The Hog Island Oyster Company, located near Point Reyes Station, supplies the Bay Area with local farm-raised Manila clams year-round; in other parts of the country, littleneck clams are easier to find. The juices of these small, quick-cooking clams enrich the anise-scented white wine broth here.
More Clam Recipes
3/4 pound whole wheat linguine or fettuccine
1/4 cup extra-virgin olive oil
2 baby fennel bulbs or 1 medium fennel bulb—halved, cored and cut into 1/4-inch dice
2 garlic cloves, chopped
3 dozen Manila or littleneck clams, scrubbed and rinsed
2/3 cup dry white wine
1/4 cup coarsely chopped flat-leaf parsley
How to Make It
In a large pot of boiling salted water, cook the linguine until al dente; drain.

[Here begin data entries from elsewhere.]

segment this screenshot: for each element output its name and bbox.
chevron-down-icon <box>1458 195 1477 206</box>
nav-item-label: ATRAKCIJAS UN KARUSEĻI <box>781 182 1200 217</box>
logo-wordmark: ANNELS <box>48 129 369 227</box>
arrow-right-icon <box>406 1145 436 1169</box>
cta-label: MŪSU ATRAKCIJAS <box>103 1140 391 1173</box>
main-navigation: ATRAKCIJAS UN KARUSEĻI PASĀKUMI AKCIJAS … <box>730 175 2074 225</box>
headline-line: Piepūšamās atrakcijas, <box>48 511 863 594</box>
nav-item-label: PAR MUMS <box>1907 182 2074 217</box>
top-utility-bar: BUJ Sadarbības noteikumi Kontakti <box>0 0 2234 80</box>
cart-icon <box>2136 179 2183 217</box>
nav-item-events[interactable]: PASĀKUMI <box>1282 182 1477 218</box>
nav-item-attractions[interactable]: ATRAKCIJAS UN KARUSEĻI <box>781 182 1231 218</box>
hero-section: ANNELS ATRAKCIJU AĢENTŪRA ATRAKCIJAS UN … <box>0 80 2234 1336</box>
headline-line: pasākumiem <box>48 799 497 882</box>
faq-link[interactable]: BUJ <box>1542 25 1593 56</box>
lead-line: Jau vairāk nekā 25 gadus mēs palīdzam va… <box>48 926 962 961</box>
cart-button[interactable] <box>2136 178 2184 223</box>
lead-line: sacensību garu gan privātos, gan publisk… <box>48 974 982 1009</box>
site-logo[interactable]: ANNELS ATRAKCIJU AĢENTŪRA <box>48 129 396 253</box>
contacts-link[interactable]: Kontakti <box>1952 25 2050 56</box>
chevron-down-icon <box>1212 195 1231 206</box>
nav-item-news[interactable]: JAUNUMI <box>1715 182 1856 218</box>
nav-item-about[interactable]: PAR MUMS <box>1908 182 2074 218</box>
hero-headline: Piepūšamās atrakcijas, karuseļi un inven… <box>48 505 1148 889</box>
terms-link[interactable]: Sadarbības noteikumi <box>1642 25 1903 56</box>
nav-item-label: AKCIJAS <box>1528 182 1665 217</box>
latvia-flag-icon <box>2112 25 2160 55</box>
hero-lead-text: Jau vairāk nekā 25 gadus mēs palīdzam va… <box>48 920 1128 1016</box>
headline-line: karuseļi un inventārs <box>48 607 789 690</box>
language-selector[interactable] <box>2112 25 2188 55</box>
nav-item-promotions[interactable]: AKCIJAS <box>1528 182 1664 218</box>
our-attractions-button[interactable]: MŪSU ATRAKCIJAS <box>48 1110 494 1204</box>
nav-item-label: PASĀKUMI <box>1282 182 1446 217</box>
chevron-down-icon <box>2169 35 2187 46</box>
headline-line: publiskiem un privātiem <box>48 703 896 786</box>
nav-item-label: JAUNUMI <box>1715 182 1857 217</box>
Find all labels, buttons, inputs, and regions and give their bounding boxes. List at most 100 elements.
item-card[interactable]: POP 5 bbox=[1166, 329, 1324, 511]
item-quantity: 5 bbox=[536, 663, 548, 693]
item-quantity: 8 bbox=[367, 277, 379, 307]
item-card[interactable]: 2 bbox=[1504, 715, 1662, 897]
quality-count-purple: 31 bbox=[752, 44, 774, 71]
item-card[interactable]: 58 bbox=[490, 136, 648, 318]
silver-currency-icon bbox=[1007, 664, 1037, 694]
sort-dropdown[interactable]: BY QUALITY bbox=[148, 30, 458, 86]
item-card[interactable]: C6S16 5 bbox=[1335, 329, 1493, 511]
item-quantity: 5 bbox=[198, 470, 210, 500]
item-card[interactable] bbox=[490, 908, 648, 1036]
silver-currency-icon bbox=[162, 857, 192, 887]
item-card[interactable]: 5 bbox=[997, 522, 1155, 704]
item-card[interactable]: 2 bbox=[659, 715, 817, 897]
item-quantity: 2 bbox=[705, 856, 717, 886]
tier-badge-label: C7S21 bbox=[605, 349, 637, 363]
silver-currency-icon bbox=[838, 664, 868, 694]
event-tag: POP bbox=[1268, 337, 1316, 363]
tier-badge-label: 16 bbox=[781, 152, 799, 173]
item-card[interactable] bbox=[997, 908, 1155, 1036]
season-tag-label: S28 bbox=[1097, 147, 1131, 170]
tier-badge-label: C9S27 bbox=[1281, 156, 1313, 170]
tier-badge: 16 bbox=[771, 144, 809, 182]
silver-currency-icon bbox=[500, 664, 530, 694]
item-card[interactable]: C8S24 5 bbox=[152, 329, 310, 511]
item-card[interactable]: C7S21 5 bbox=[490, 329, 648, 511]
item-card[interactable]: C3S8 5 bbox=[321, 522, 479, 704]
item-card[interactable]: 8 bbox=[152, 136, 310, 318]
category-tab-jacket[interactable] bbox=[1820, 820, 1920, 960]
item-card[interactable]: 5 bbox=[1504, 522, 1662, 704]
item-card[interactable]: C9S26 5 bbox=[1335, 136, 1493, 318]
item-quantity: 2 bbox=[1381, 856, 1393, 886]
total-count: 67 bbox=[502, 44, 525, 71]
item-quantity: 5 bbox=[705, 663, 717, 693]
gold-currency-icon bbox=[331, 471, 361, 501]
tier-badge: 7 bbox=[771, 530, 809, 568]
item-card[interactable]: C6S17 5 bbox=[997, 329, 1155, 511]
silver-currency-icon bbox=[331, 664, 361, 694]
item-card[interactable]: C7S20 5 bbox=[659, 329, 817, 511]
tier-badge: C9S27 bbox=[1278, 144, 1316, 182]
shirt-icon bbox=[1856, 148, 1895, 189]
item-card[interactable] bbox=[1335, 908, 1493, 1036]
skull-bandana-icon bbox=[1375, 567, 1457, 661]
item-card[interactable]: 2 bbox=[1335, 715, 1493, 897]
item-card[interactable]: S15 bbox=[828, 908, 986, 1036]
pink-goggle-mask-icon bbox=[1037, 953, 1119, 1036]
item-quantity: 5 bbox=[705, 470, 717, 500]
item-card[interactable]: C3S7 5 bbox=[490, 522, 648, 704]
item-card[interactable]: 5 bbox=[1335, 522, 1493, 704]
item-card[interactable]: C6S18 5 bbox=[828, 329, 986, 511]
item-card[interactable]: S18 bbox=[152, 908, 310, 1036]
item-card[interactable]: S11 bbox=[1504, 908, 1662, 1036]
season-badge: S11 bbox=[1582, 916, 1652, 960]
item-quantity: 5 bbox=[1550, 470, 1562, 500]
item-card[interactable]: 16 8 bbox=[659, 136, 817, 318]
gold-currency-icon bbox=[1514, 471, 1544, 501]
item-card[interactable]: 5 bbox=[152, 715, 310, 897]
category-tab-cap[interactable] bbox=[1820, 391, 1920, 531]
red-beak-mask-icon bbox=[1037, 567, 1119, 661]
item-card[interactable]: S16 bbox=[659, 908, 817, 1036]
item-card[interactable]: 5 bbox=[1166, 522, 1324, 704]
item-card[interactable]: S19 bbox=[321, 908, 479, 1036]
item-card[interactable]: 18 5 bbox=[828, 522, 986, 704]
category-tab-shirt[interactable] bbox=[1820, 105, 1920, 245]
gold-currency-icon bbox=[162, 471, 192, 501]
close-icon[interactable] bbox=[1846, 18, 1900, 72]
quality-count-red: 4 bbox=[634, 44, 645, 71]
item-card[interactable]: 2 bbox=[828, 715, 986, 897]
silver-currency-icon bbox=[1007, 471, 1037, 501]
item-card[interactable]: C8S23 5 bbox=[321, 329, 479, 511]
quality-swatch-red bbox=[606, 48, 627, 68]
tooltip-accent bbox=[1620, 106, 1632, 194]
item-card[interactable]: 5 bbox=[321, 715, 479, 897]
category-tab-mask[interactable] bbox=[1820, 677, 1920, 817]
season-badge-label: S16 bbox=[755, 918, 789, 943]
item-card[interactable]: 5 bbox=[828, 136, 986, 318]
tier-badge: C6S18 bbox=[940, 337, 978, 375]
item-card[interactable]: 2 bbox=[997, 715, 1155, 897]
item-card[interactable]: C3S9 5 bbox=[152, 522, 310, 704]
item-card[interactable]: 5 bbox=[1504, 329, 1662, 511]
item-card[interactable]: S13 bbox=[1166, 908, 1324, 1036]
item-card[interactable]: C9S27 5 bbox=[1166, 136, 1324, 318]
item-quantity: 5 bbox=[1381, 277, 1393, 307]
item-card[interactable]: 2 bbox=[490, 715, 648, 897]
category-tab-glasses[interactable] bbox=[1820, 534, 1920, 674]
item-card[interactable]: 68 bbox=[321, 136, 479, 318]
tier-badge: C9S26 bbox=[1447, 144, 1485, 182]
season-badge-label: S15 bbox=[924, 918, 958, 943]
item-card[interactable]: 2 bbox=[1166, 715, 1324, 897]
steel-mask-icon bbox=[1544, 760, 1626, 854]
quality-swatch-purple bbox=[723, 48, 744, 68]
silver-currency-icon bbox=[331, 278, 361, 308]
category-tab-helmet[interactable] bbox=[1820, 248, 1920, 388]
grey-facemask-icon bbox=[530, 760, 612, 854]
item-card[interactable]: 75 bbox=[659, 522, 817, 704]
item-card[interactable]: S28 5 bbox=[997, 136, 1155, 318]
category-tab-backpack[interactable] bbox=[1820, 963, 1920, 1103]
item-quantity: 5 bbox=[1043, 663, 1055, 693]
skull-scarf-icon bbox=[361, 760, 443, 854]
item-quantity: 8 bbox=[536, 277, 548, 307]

Meanwhile, in a large saucepan, heat the olive oil. Add the diced fennel and chopped garlic and cook over moderate heat until the fennel is softened, about 10 minutes. Add the clams and the white wine, cover the saucepan and cook over moderately high heat until the clams open, about 5 minutes. Discard any clams that do not open.
Add the cooked linguine to the clams and toss over moderate heat until the pasta is well coated, about 2 minutes. Sprinkle with the chopped parsley and season with salt. Transfer to warm bowls and serve right away.
There are only about 200 acres of vineyards in Marin County, which is about 30 minutes from Berkeley, California, but they produce some very good wines. For this simple seafood pasta, look for a Riesling, which has a crisp minerality that brings out the briny snap of the Manila clams.